Inactive Funds and Insurance Cover

New superannuation laws take effect on 1 July, and they have huge implications for any of you who have life insurance inside your super fund. From that date superannuation funds will be prohibited from providing insurance cover to a member whose super account is inactive, unless that member elects to keep their cover. For the purposes of these rules, an account is considered “inactive, if it has received no contributions or rollovers for 16 consecutive months.

If your account is inactive, and you have not notified the fund that you wish to keep your cover, the fund is required to automatically cancel or insurance cover in your account.

If you want to keep your cover, even if the account is inactive, it’s important to advise your fund before 30 June. Keep in mind that 30 June falls on a Sunday so you would need to act by June 28.

The new rules coincide with the start of a new financial year, so grab the opportunity to get both your superannuation and your insurance in order. This is the perfect time to amalgamate your superannuation if you currently have multiple accounts. Use the ATO online services through myGov.

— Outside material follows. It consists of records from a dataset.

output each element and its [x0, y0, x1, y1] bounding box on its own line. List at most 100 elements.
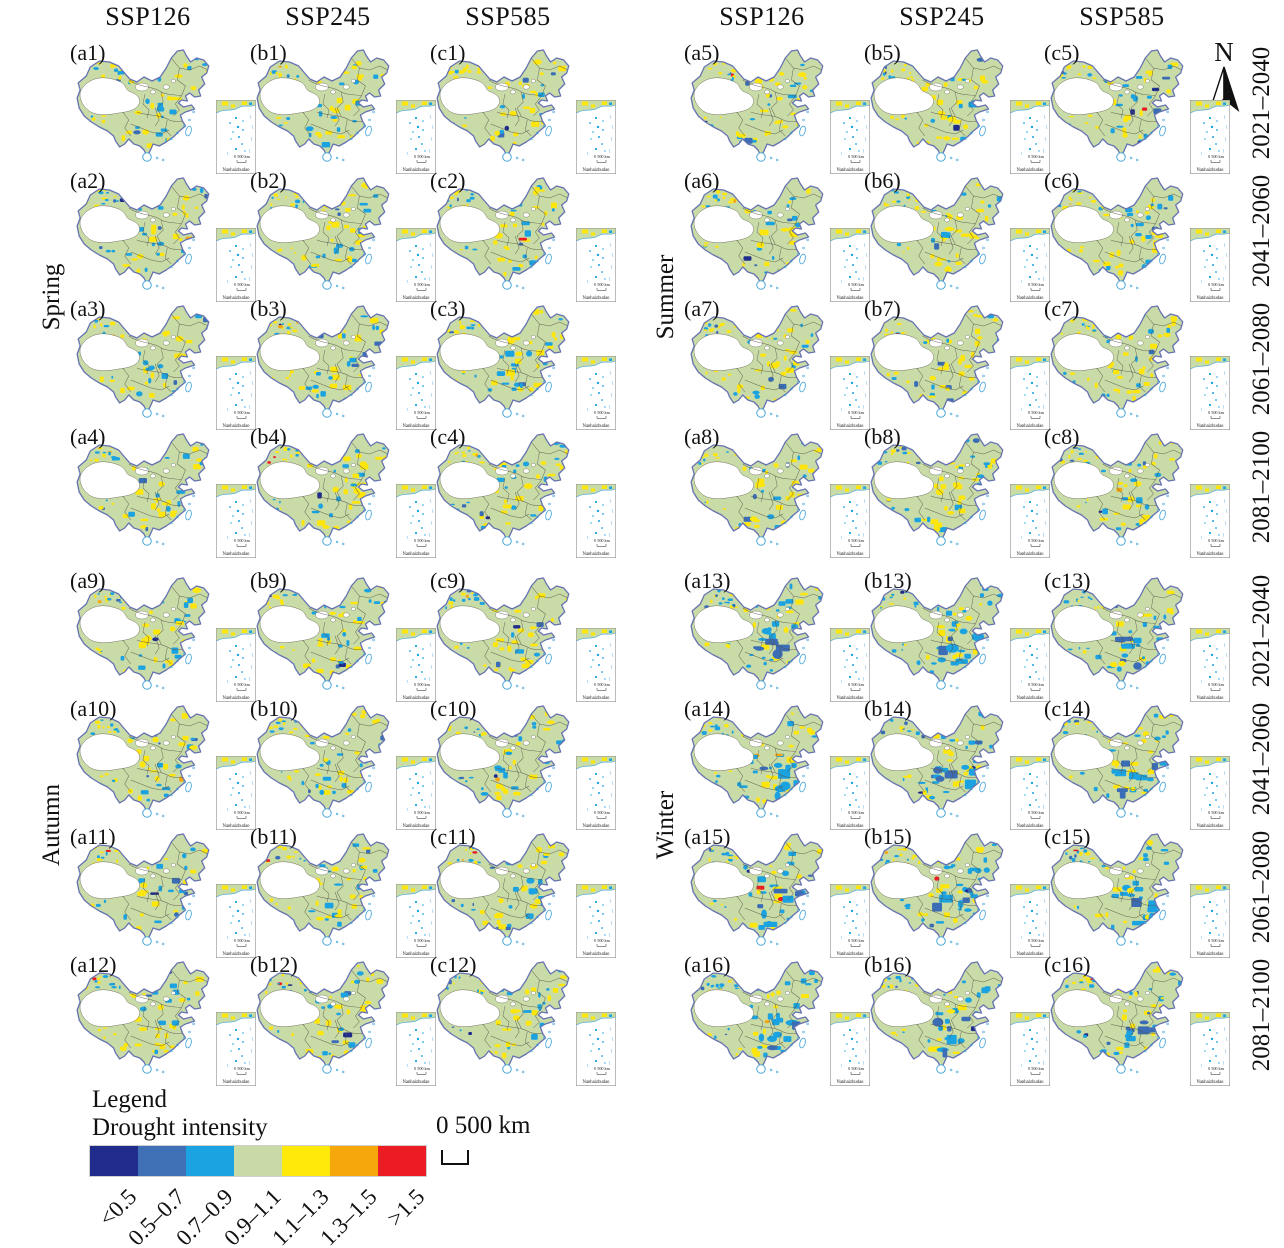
china-map: [76, 305, 210, 418]
map-inset: 0 500 km Nanhaizhudao: [1190, 484, 1231, 559]
panel-label: (c7): [1044, 296, 1080, 321]
inset-label: Nanhaizhudao: [222, 552, 250, 557]
panel-label: (c14): [1044, 696, 1091, 721]
china-map: [870, 961, 1004, 1074]
period-label: 2061–2080: [1248, 830, 1275, 944]
map-panel: (a16) 0 500 km Nanhaizhudao: [680, 952, 871, 1087]
china-map: [256, 49, 390, 162]
map-inset: 0 500 km Nanhaizhudao: [576, 628, 617, 703]
inset-label: Nanhaizhudao: [402, 952, 430, 957]
china-map: [256, 577, 390, 690]
panel-label: (c2): [430, 168, 466, 193]
panel-label: (c10): [430, 696, 477, 721]
map-inset: 0 500 km Nanhaizhudao: [830, 228, 871, 303]
inset-label: Nanhaizhudao: [1016, 424, 1044, 429]
china-map: [690, 577, 824, 690]
map-inset: 0 500 km Nanhaizhudao: [830, 884, 871, 959]
inset-scale-text: 0 500 km: [414, 154, 431, 159]
inset-scale-text: 0 500 km: [234, 1066, 251, 1071]
map-panel: (b14) 0 500 km Nanhaizhudao: [860, 696, 1051, 831]
season-label: Spring: [38, 263, 65, 331]
map-panel: (c14) 0 500 km Nanhaizhudao: [1040, 696, 1231, 831]
map-inset: 0 500 km Nanhaizhudao: [576, 484, 617, 559]
china-map: [76, 49, 210, 162]
inset-label: Nanhaizhudao: [402, 696, 430, 701]
china-map: [256, 705, 390, 818]
map-inset: 0 500 km Nanhaizhudao: [1010, 1012, 1051, 1087]
inset-label: Nanhaizhudao: [222, 824, 250, 829]
china-map: [870, 305, 1004, 418]
map-inset: 0 500 km Nanhaizhudao: [1190, 356, 1231, 431]
china-map: [870, 833, 1004, 946]
scenario-header: SSP245: [899, 2, 985, 31]
china-map: [76, 577, 210, 690]
china-map: [1050, 577, 1184, 690]
map-inset: 0 500 km Nanhaizhudao: [1190, 100, 1231, 175]
map-panel: (a10) 0 500 km Nanhaizhudao: [66, 696, 257, 831]
inset-label: Nanhaizhudao: [1016, 168, 1044, 173]
china-map: [690, 833, 824, 946]
china-map: [690, 961, 824, 1074]
panel-label: (c9): [430, 568, 466, 593]
map-panel: (a11) 0 500 km Nanhaizhudao: [66, 824, 257, 959]
inset-label: Nanhaizhudao: [836, 424, 864, 429]
map-panel: (b11) 0 500 km Nanhaizhudao: [246, 824, 437, 959]
inset-label: Nanhaizhudao: [402, 552, 430, 557]
legend-class-swatch: [282, 1146, 330, 1176]
panel-label: (c16): [1044, 952, 1091, 977]
map-panel: (b13) 0 500 km Nanhaizhudao: [860, 568, 1051, 703]
inset-scale-text: 0 500 km: [414, 538, 431, 543]
panel-label: (a6): [684, 168, 720, 193]
panel-label: (b5): [864, 40, 901, 65]
inset-label: Nanhaizhudao: [1196, 824, 1224, 829]
map-inset: 0 500 km Nanhaizhudao: [830, 100, 871, 175]
inset-label: Nanhaizhudao: [402, 296, 430, 301]
inset-label: Nanhaizhudao: [402, 168, 430, 173]
panel-label: (b15): [864, 824, 912, 849]
map-inset: 0 500 km Nanhaizhudao: [396, 484, 437, 559]
legend-class-swatch: [234, 1146, 282, 1176]
inset-scale-text: 0 500 km: [594, 938, 611, 943]
inset-scale-text: 0 500 km: [414, 682, 431, 687]
panel-label: (c3): [430, 296, 466, 321]
inset-label: Nanhaizhudao: [582, 696, 610, 701]
inset-scale-text: 0 500 km: [1028, 938, 1045, 943]
inset-scale-text: 0 500 km: [1028, 154, 1045, 159]
china-map: [436, 305, 570, 418]
map-panel: (c6) 0 500 km Nanhaizhudao: [1040, 168, 1231, 303]
season-label: Winter: [652, 790, 679, 860]
panel-label: (a2): [70, 168, 106, 193]
panel-label: (a8): [684, 424, 720, 449]
legend-scale-bar: [441, 1150, 469, 1165]
china-map: [870, 49, 1004, 162]
panel-label: (b11): [250, 824, 297, 849]
inset-label: Nanhaizhudao: [582, 424, 610, 429]
map-panel: (c13) 0 500 km Nanhaizhudao: [1040, 568, 1231, 703]
inset-label: Nanhaizhudao: [1196, 952, 1224, 957]
inset-scale-text: 0 500 km: [414, 1066, 431, 1071]
panel-label: (a9): [70, 568, 106, 593]
inset-label: Nanhaizhudao: [402, 424, 430, 429]
inset-scale-text: 0 500 km: [848, 154, 865, 159]
map-panel: (a7) 0 500 km Nanhaizhudao: [680, 296, 871, 431]
inset-scale-text: 0 500 km: [848, 410, 865, 415]
map-panel: (b6) 0 500 km Nanhaizhudao: [860, 168, 1051, 303]
inset-scale-text: 0 500 km: [1028, 410, 1045, 415]
panel-label: (a13): [684, 568, 731, 593]
map-inset: 0 500 km Nanhaizhudao: [396, 356, 437, 431]
legend-class-label: >1.5: [382, 1184, 430, 1232]
china-map: [76, 177, 210, 290]
panel-label: (c5): [1044, 40, 1080, 65]
map-inset: 0 500 km Nanhaizhudao: [1190, 756, 1231, 831]
inset-label: Nanhaizhudao: [582, 952, 610, 957]
china-map: [1050, 49, 1184, 162]
period-label: 2021–2040: [1248, 574, 1275, 688]
north-arrow-icon: [1208, 66, 1240, 112]
map-inset: 0 500 km Nanhaizhudao: [830, 628, 871, 703]
map-inset: 0 500 km Nanhaizhudao: [396, 100, 437, 175]
panel-label: (c8): [1044, 424, 1080, 449]
map-inset: 0 500 km Nanhaizhudao: [1190, 1012, 1231, 1087]
inset-label: Nanhaizhudao: [836, 696, 864, 701]
inset-scale-text: 0 500 km: [848, 1066, 865, 1071]
map-inset: 0 500 km Nanhaizhudao: [216, 1012, 257, 1087]
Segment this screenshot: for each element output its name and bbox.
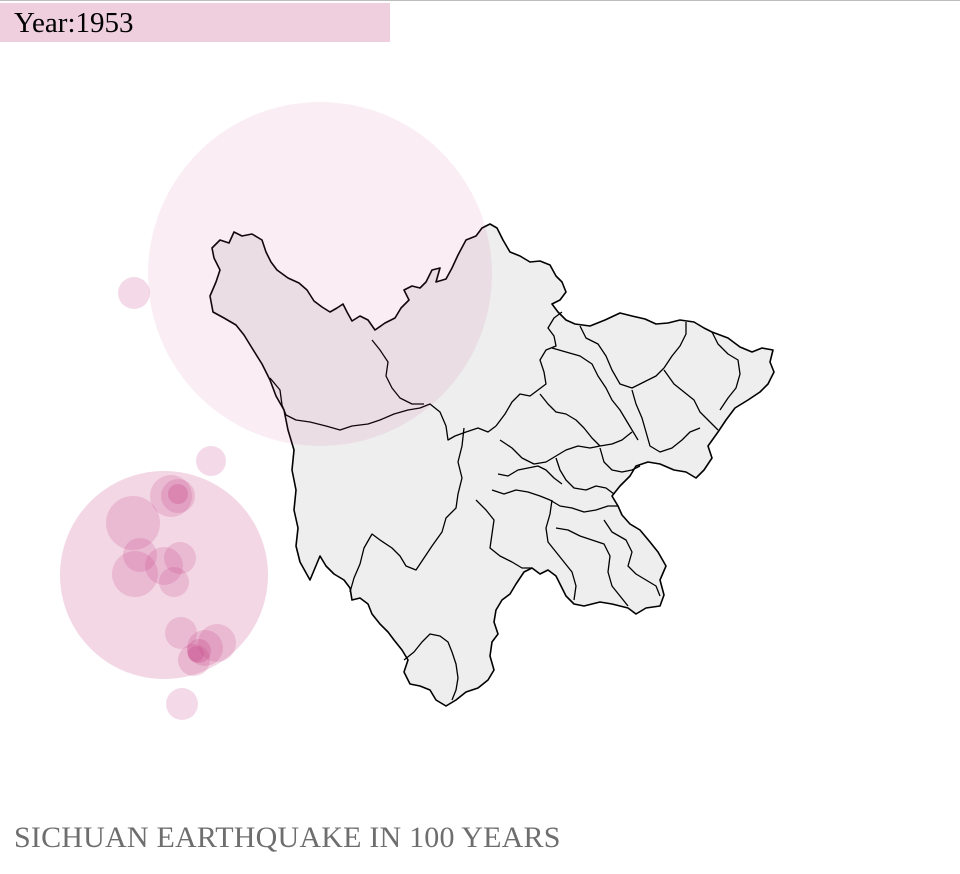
province-outline (209, 223, 775, 707)
earthquake-bubble (148, 102, 492, 446)
earthquake-bubble (161, 479, 195, 513)
earthquake-bubble (60, 471, 268, 679)
earthquake-bubble (187, 630, 223, 666)
earthquake-bubble (187, 639, 211, 663)
prefecture-border (603, 519, 661, 597)
earthquake-bubble (150, 475, 192, 517)
prefecture-border (371, 339, 424, 405)
prefecture-border (349, 427, 465, 593)
prefecture-border (539, 393, 601, 447)
prefecture-border (491, 489, 618, 513)
prefecture-border (269, 377, 497, 441)
prefecture-border (495, 311, 563, 427)
page-title: SICHUAN EARTHQUAKE IN 100 YEARS (14, 821, 561, 854)
earthquake-bubble (168, 484, 188, 504)
earthquake-bubble (164, 542, 196, 574)
prefecture-border (551, 347, 639, 441)
prefecture-border (631, 389, 701, 453)
prefecture-border (403, 633, 459, 701)
prefecture-border (579, 325, 665, 389)
earthquake-bubble (145, 547, 183, 585)
earthquake-bubble (123, 538, 157, 572)
earthquake-bubble (198, 624, 236, 662)
province-map (209, 223, 775, 707)
top-rule (0, 0, 960, 1)
earthquake-bubble (106, 496, 160, 550)
prefecture-border (711, 331, 741, 411)
earthquake-bubble (159, 567, 189, 597)
earthquake-bubble (196, 446, 226, 476)
prefecture-borders (269, 311, 741, 701)
earthquake-bubble (118, 277, 150, 309)
prefecture-border (499, 431, 633, 465)
earthquake-bubble (165, 617, 197, 649)
year-indicator: Year:1953 (0, 3, 390, 42)
year-label: Year:1953 (14, 7, 134, 39)
earthquake-bubble (178, 644, 210, 676)
prefecture-border (555, 457, 615, 495)
earthquake-bubble (166, 688, 198, 720)
earthquake-bubbles (60, 102, 492, 720)
prefecture-border (475, 499, 532, 569)
earthquake-bubble (112, 551, 158, 597)
prefecture-border (663, 322, 687, 369)
prefecture-border (545, 499, 577, 601)
prefecture-border (497, 465, 563, 485)
prefecture-border (663, 369, 719, 431)
prefecture-border (599, 447, 641, 473)
earthquake-bubble (188, 646, 204, 662)
prefecture-border (555, 527, 629, 607)
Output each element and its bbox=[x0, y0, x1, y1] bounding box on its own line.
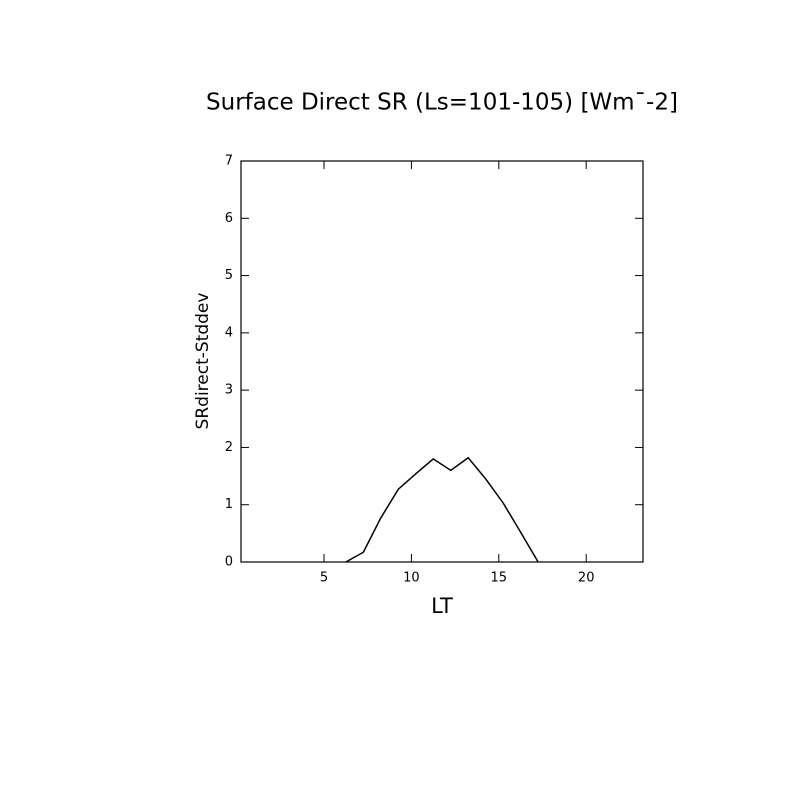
y-tick-label: 0 bbox=[225, 555, 233, 570]
data-line bbox=[345, 456, 539, 563]
plot-frame bbox=[240, 160, 644, 563]
y-tick-label: 5 bbox=[225, 268, 233, 283]
x-tick-label: 10 bbox=[403, 571, 420, 586]
x-tick-label: 5 bbox=[320, 571, 328, 586]
x-tick-label: 15 bbox=[491, 571, 508, 586]
y-tick-label: 1 bbox=[225, 497, 233, 512]
x-axis-label: LT bbox=[431, 594, 453, 618]
y-tick-label: 6 bbox=[225, 211, 233, 226]
x-tick-label: 20 bbox=[578, 571, 595, 586]
y-axis-label: SRdirect-Stddev bbox=[193, 293, 213, 430]
chart-title: Surface Direct SR (Ls=101-105) [Wm¯-2] bbox=[206, 90, 678, 116]
y-tick-label: 7 bbox=[225, 154, 233, 169]
y-tick-label: 4 bbox=[225, 325, 233, 340]
y-tick-label: 2 bbox=[225, 440, 233, 455]
y-tick-label: 3 bbox=[225, 383, 233, 398]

But it’s most important to carefully analyse any insurance you may have in those funds if you are considering amalgamating them, because, in most cases, you will lose the insurance currently held in any super accounts you move to a new fund.

I well remember the case of a woman whose husband became terminally ill. To save fees she consolidated his four superannuation accounts, and in doing so lost $400,000 of death cover.

The purpose of insurance is to help the family cope, if one or more of the breadwinners become injured, or too ill to earn a living. But insurance has a cost – if you are over insured you are wasting money, and if you are under insured you are leaving yourself open to serious risk.

I suggest you take this opportunity to sit down with your financial advisor, or insurance agent, and go through your insurance needs in detail. Then you can decide whether your insurance needs to be reduced or increased. Also be aware that TPD insurance does not have an own occupation clause if it’s inside super. This is why it’s normally better held outside superannuation.